James Aratoon Malcolm, born 1868, was a British-Iranian Armenian financier, arms dealer and journalist.[1]
In early 1916, he was appointed by George V of Armenia as one of the five members of the Armenian National Delegation to lead negotiations during and after the war, and the effective representative in London (the other four members were all based in Paris).
He was Chairman of the Royal Thames Yacht Club, and a founder in 1894 of the British Empire League.[1] He was awarded an OBE in 1948.
He was the son of Aratoon Malcolm, of Bushehr in Qajar Persia, whose family had lived in Persia "since before Elizabethan days", in shipping and commerce, having acted as treasurers to British Missions to the Shah of Persia.[2] They had numerous contacts with significant financial families in the region such as that of David Sassoon.[2]
He came to England at the age of 13 years old in 1881, for his education, under the guardianship of Albert Sassoon.[2] As a boy he was friends with Albert Goldsmid.[2] He was educated at the private Herne House School in Margate, Kent, before attending Balliol College, Oxford between 1886-9.[1]
After leaving university, he published a political-financial newspaper in London. He later became one of the founders and editors of the Hayastan Daily during the Armenian resistance during the Armenian Genocide.[1]

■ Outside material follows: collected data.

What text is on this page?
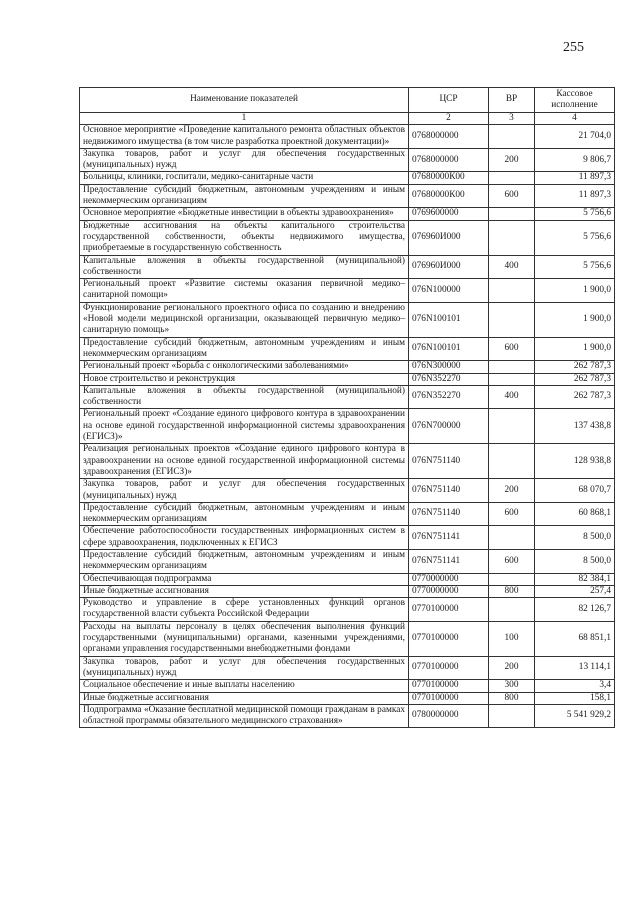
255
Наименование показателей	ЦСР	ВР	Кассовое исполнение
1	2	3	4
Основное мероприятие «Проведение капитального ремонта областных объектов недвижимого имущества (в том числе разработка проектной документации)»	0768000000		21 704,0
Закупка товаров, работ и услуг для обеспечения государственных (муниципальных) нужд	0768000000	200	9 806,7
Больницы, клиники, госпитали, медико-санитарные части	07680000К00		11 897,3
Предоставление субсидий бюджетным, автономным учреждениям и иным некоммерческим организациям	07680000К00	600	11 897,3
Основное мероприятие «Бюджетные инвестиции в объекты здравоохранения»	0769600000		5 756,6
Бюджетные ассигнования на объекты капитального строительства государственной собственности, объекты недвижимого имущества, приобретаемые в государственную собственность	076960И000		5 756,6
Капитальные вложения в объекты государственной (муниципальной) собственности	076960И000	400	5 756,6
Региональный проект «Развитие системы оказания первичной медико–санитарной помощи»	076N100000		1 900,0
Функционирование регионального проектного офиса по созданию и внедрению «Новой модели медицинской организации, оказывающей первичную медико–санитарную помощь»	076N100101		1 900,0
Предоставление субсидий бюджетным, автономным учреждениям и иным некоммерческим организациям	076N100101	600	1 900,0
Региональный проект «Борьба с онкологическими заболеваниями»	076N300000		262 787,3
Новое строительство и реконструкция	076N352270		262 787,3
Капитальные вложения в объекты государственной (муниципальной) собственности	076N352270	400	262 787,3
Региональный проект «Создание единого цифрового контура в здравоохранении на основе единой государственной информационной системы здравоохранения (ЕГИСЗ)»	076N700000		137 438,8
Реализация региональных проектов «Создание единого цифрового контура в здравоохранении на основе единой государственной информационной системы здравоохранения (ЕГИСЗ)»	076N751140		128 938,8
Закупка товаров, работ и услуг для обеспечения государственных (муниципальных) нужд	076N751140	200	68 070,7
Предоставление субсидий бюджетным, автономным учреждениям и иным некоммерческим организациям	076N751140	600	60 868,1
Обеспечение работоспособности государственных информационных систем в сфере здравоохранения, подключенных к ЕГИСЗ	076N751141		8 500,0
Предоставление субсидий бюджетным, автономным учреждениям и иным некоммерческим организациям	076N751141	600	8 500,0
Обеспечивающая подпрограмма	0770000000		82 384,1
Иные бюджетные ассигнования	0770000000	800	257,4
Руководство и управление в сфере установленных функций органов государственной власти субъекта Российской Федерации	0770100000		82 126,7
Расходы на выплаты персоналу в целях обеспечения выполнения функций государственными (муниципальными) органами, казенными учреждениями, органами управления государственными внебюджетными фондами	0770100000	100	68 851,1
Закупка товаров, работ и услуг для обеспечения государственных (муниципальных) нужд	0770100000	200	13 114,1
Социальное обеспечение и иные выплаты населению	0770100000	300	3,4
Иные бюджетные ассигнования	0770100000	800	158,1
Подпрограмма «Оказание бесплатной медицинской помощи гражданам в рамках областной программы обязательного медицинского страхования»	0780000000		5 541 929,2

His arms dealing career began with making the first offer to provide 1,000 sharpshooters for service in Southern Africa, and he fitted out Major Albert Gybbon Spilsbury's Tourmaline yacht for its controversial 1897 expedition to Mogador, Morocco.[1] [3]
As a contractor for public works he proposed to finance the Baku aqueduct, the longest water conduit in Europe which was ultimately financed by Zeynalabdin Taghiyev, the extensions to the London Docks, and the Canadian Trent–Severn Waterway.[1]
In 1912 he negotiated on behalf of the Chinese government the £5 million Crisp loan led by Charles Birch Crisp to the new Republic of China.[1]